Our inboxes on Defenders’ Renewable Energy Team have been jam-packed with an unending stream of notifications for newly proposed solar projects around the country. It’s a welcome sign because if we are to lessen the worst impacts of climate change and move toward a cleaner energy future for all, solar power development will need to increase at an unprecedented rate for the next several decades.
President Biden has recommitted the federal government to proactively combat the climate crisis and set ambitious renewable energy goals to achieve a carbon pollution-free electricity sector by 2035. To help the United States reach its goal, the U.S. Department of Energy recently released its Solar Futures Study, which illustrates that solar energy alone could produce 40% of the country’s electricity by 2035. Since solar energy currently makes up only 4% of the total energy mix, a 10-fold increase is necessary to decarbonize the U.S. electric grid.
The Solar Futures Study offers a comprehensive review of potential costs of the solar energy expansion, including land-use implications. Based on the study’s analysis, even the most extensive solar deployment scenarios use less than 1% of the U.S. land area. Using previously degraded or contaminated sites such as brownfields, mined lands or closed landfills could easily meet this requirement, helping to reduce impacts to wildlife and high-quality habitats. We call this type of planning “Smart from the Start.” Additionally, by using Geospatial Information Systems to analyze land availability and development suitability, the study found we can meet our energy goals while avoiding high-quality habitat, wetlands, forests and farmlands, and minimize land conversion.

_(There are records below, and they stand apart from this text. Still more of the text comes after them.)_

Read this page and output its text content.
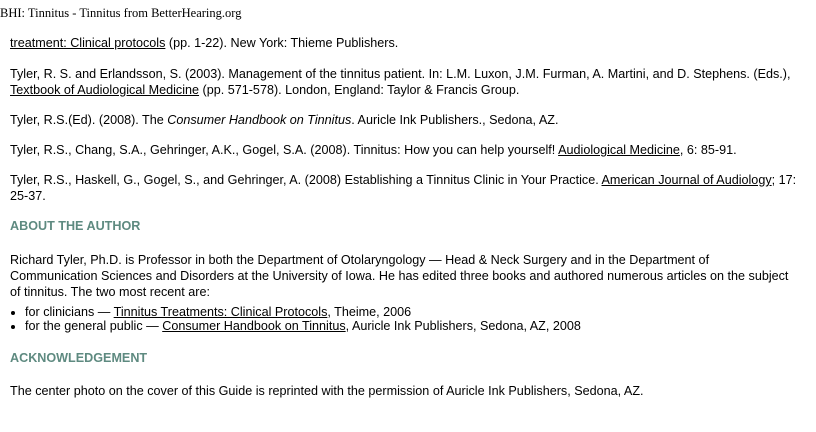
BHI: Tinnitus - Tinnitus from BetterHearing.org

treatment: Clinical protocols (pp. 1-22). New York: Thieme Publishers.

Tyler, R. S. and Erlandsson, S. (2003). Management of the tinnitus patient. In: L.M. Luxon, J.M. Furman, A. Martini, and D. Stephens. (Eds.), Textbook of Audiological Medicine (pp. 571-578). London, England: Taylor & Francis Group.

Tyler, R.S.(Ed). (2008). The Consumer Handbook on Tinnitus. Auricle Ink Publishers., Sedona, AZ.

Tyler, R.S., Chang, S.A., Gehringer, A.K., Gogel, S.A. (2008). Tinnitus: How you can help yourself! Audiological Medicine, 6: 85-91.

Tyler, R.S., Haskell, G., Gogel, S., and Gehringer, A. (2008) Establishing a Tinnitus Clinic in Your Practice. American Journal of Audiology; 17: 25-37.

ABOUT THE AUTHOR

Richard Tyler, Ph.D. is Professor in both the Department of Otolaryngology — Head & Neck Surgery and in the Department of Communication Sciences and Disorders at the University of Iowa. He has edited three books and authored numerous articles on the subject of tinnitus. The two most recent are:

• for clinicians — Tinnitus Treatments: Clinical Protocols, Theime, 2006
• for the general public — Consumer Handbook on Tinnitus, Auricle Ink Publishers, Sedona, AZ, 2008
ACKNOWLEDGEMENT

The center photo on the cover of this Guide is reprinted with the permission of Auricle Ink Publishers, Sedona, AZ.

Granted, even though the study identified previously disturbed lands, it does not mean they will or should be converted to solar energy generation. Project and site-specific analyses will examine their suitability. Nevertheless, the potential to avoid undisturbed habitat and other important land use types while still replacing fossil fuels is promising. Identifying and directing projects toward relatively low-impact areas can help ensure that renewable energy deployment avoids negative effects on wildlife and high-quality habitat and minimizes unavoidable harm.

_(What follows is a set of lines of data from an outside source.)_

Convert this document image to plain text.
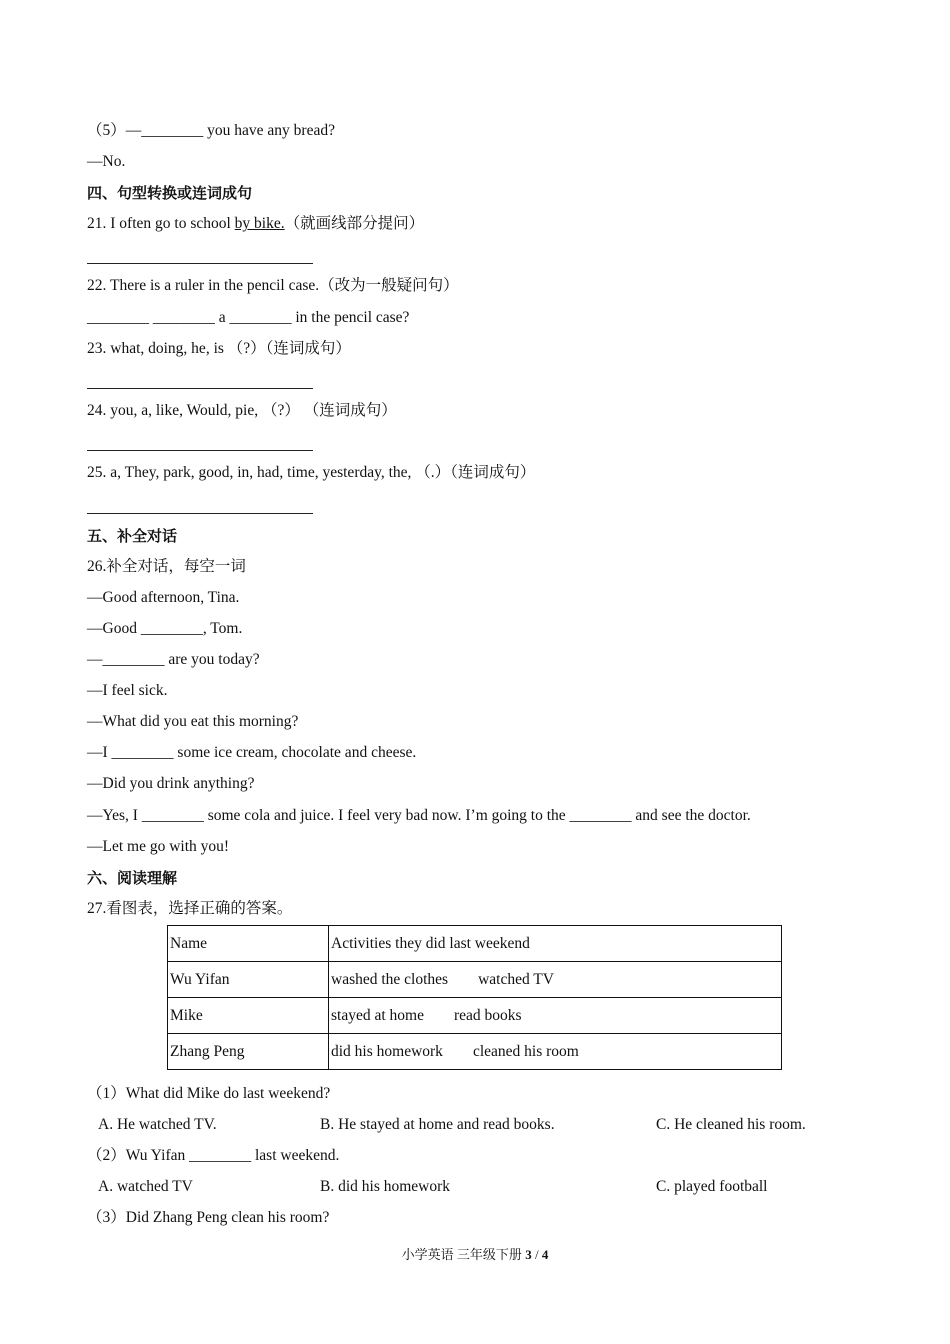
（5）—________ you have any bread?
—No.
四、句型转换或连词成句
21. I often go to school by bike.（就画线部分提问）
22. There is a ruler in the pencil case.（改为一般疑问句）
________ ________ a ________ in the pencil case?
23. what, doing, he, is （?）（连词成句）
24. you, a, like, Would, pie, （?） （连词成句）
25. a, They, park, good, in, had, time, yesterday, the, （.）（连词成句）
五、补全对话
26.补全对话，每空一词
—Good afternoon, Tina.
—Good ________, Tom.
—________ are you today?
—I feel sick.
—What did you eat this morning?
—I ________ some ice cream, chocolate and cheese.
—Did you drink anything?
—Yes, I ________ some cola and juice. I feel very bad now. I’m going to the ________ and see the doctor.
—Let me go with you!
六、阅读理解
27.看图表，选择正确的答案。
Name	Activities they did last weekend
Wu Yifan	washed the clothes watched TV
Mike	stayed at home read books
Zhang Peng	did his homework cleaned his room
（1）What did Mike do last weekend?
A. He watched TV.	B. He stayed at home and read books.	C. He cleaned his room.
（2）Wu Yifan ________ last weekend.
A. watched TV	B. did his homework	C. played football
（3）Did Zhang Peng clean his room?
小学英语 三年级下册 3 / 4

In the spirit of smart renewable energy planning, the U.S. Department of the Interior published the Solar Programmatic Environmental Impact Statement (Solar PEIS) in 2012, which pre-identified approximately 285,000 acres where solar development should be prioritized on our public lands due to lower risk of conflict and harmful environmental impacts. These areas are called Solar Energy Zones (SEZs). In the almost 10 years since Solar PEIS, few SEZs have been developed, yet they continue to present an opportunity to efficiently site utility-scale solar projects. Excitingly, the Bureau of Land Management announced September 10 that it will hold a competitive lease sale for the Milford Flats South Solar Energy Zone in Beaver County, Utah–an important step towards capitalizing on the work done to identify SEZs and deploy solar in appropriate low-impact sites. Alone, the zones already identified by the BLM represent about 36% of the needed solar land footprint estimated by the Solar Futures Study. We encourage the Biden Administration and the DOI to open up more SEZs for solar development and identify and designate new zones.
Low-impact low-conflict solar development in urban areas also presents great opportunities. Developing projects on commercial rooftops, parking lots or disturbed lands such as capped landfills and remediated brownfields, close to highly populated areas can reduce the need to build massive transmission lines that can negatively impact our lands and waters. For instance, a collaborative effort led by Defenders and The Nature Conservancy found that New York’s Long Island has the potential to host nearly 19,500 megawatts of solar capacity (250 kilowatts and larger) on low-impact sites. That’s enough renewable electricity to power 4.8 million New York homes a year and more electricity than the Long Island region uses annually.
Another important aspect of solar development is equity. Historically, the costs and benefits of energy development, operation and use have been unequally distributed, with fossil-fuel power plants and other polluting activities often sited within low-income communities and communities of color, leading to a pattern of environmental injustices. As our nation transitions to renewable energy, it must not be at the expense of people who are underrepresented.
While the environmental justice implications of solar are few relative to the impacts of fossil fuels, the Solar Futures Study highlights that there is an economic divide in solar deployment between those who can afford solar and those who cannot. Renewable energy development must take into account the socioeconomic and cultural impacts, including on communities that are low-income, marginalized or otherwise face structural inequities. For example, electrical grids in low-income communities, which also tend to be communities of color, are not being updated as fast as grids in whiter, wealthier neighborhoods. Without updated electrical grids, these communities will not be able to receive the environmental and cost-saving benefits of clean solar energy.
Finally, we also need to consider the end-of-life for materials used in solar facilities. Increased deployment of solar also means a massive increase in materials that will one day need to be disposed of. Given the inequitable siting of landfills in low-income communities and communities of color, it is critical that we think ahead about how to avoid dumping solar panel waste in these neighborhoods and keep solar materials out of landfills.
The Solar Futures Study and our full inboxes make it clear: Solar is coming. As we look ahead toward our clean energy future, we can thoughtfully meet the challenges of building more solar without compromising our wildlife, landscape and justice values.